Viral Pathogenesis and Evolution
The Cheeran laboratory primarily investigates the role of cell-mediated and innate immune responses in the development of disease and in modulating recovery outcomes during viral infections. Central nervous system (CNS) infections are often associated with long-term neurological sequelae ensuing from irreparable damage caused by both the pathogen and the immune response it generates. These researchers use a mouse model of HSV-1 brain infection to investigate if modulating the inflammation accompanying infection alters the reparative properties of neural stem cells (NSC). Experimental protocols utilize both in vitro and in vivo models to investigate mechanisms by which immune cues alter NSC function. The goal is to identify novel points of intervention to prevent or repair the long-term neurological damage primarily by manipulating the interactions between immune cells and NSC niche.

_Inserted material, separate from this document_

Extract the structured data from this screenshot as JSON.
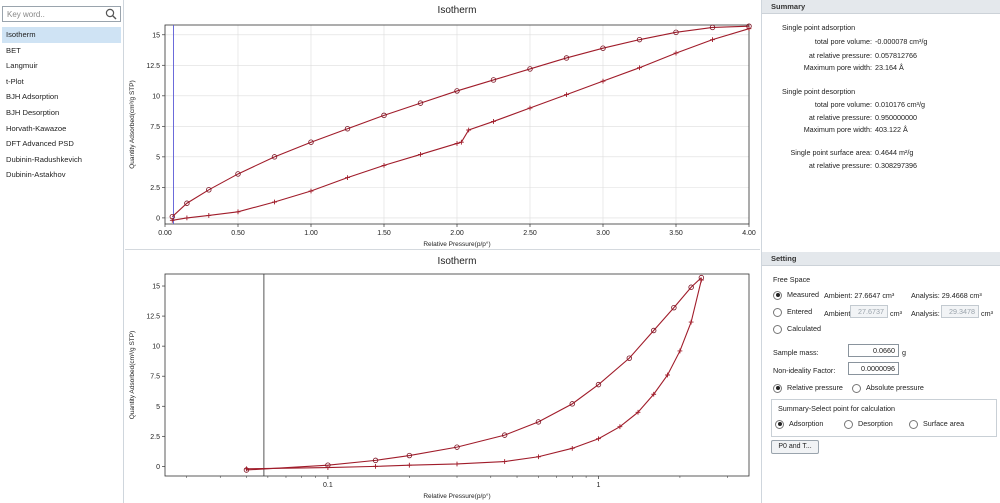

In addition to CNS infections, these researchers study the impact of T-cell responses on emerging viral infections in production animals, in particular Swine influenza virus (SIV) and Porcine epidemic diarrhea virus. SIV has drifted antigenically over the last two decades, despite vaccination efforts. While it is perceived that host responses, in particular humoral (antibody) responses, impose selection pressure on emerging viruses, the mechanisms that drive selection of virus mutations in the pig are at best speculative. This gap in knowledge is particularly prominent in the understanding of T-cell immunity in pigs. Recently, this group has identified Swine Influenza virus epitopes that constitute an important component of protective T-cell response against influenza in domesticated pigs. This lab is currently developing methods to study the immunology of porcine T lymphocytes, which are an important component of protective immunity against viral infections of the respiratory and gastrointestinal mucosa. Understanding mechanisms by which immune pressure directs antigenic variation in PEDV and SIV may be critical for predicting and protecting against the next pandemic.